Mismatched Vocabularies

Sometimes I’ll be speaking to someone and use an obscure word or concept they’re unfamiliar with. There’s a few different reactions, and, well, I understand mine and do not understand the ones that are not mine. I spent five minutes thinking about it, trying to model why people are crazy and the world is mad, and came up with these more-common reactions and my hypotheses:

  1. Google the unknown reference, get the definition or wikipedia summary, then respond (“understanding is necessary to communication and now I’ve learned something new”).

  2. Ignore it and carry on the conversation as best possible anyway (“doesn’t matter what it meant, I’m just here for the social contact”).

  3. Get angry at the ostentatious erudition (“you have just made an implied status grab and I’m slapping you down”).

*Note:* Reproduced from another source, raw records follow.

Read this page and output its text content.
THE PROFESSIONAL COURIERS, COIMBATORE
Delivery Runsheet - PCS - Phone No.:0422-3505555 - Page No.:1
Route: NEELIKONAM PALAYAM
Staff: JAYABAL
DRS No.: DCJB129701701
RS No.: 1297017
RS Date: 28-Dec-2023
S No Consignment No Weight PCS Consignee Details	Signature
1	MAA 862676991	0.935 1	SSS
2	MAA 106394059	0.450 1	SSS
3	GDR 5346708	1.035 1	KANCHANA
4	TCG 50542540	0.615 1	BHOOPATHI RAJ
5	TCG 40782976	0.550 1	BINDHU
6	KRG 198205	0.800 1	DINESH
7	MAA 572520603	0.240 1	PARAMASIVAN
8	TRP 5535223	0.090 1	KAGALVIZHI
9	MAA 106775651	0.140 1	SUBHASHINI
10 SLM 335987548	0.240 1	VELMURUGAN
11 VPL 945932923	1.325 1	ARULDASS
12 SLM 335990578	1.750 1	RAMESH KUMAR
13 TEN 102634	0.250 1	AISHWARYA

If it’s not obvious, #1 is my knee-jerk reaction to unknown references; #2 seems to be the way most people deal with it; and I have a lot of difficulty dealing with #3 even remotely charitabl—STOP.

No.

I don’t get to use a verbal justification of #1 and compare it to an evopsych historical-cause of #3. That’s a type error, or something, and also hypocrisy: by making the comparison, I’m setting myself above those poor adaptation-executing sheep, i.e. I’m doing exactly what (I think) they’re getting angry at me about. Despite my uncharitable framing, their implied complaint is absolutely correct!

This bothers me, and I suddenly don’t trust my own perspective, so I’m farming it out: what’s really going on here? What do #2 and #3 feel like from the inside, and what’s the symmetric explanation of #1?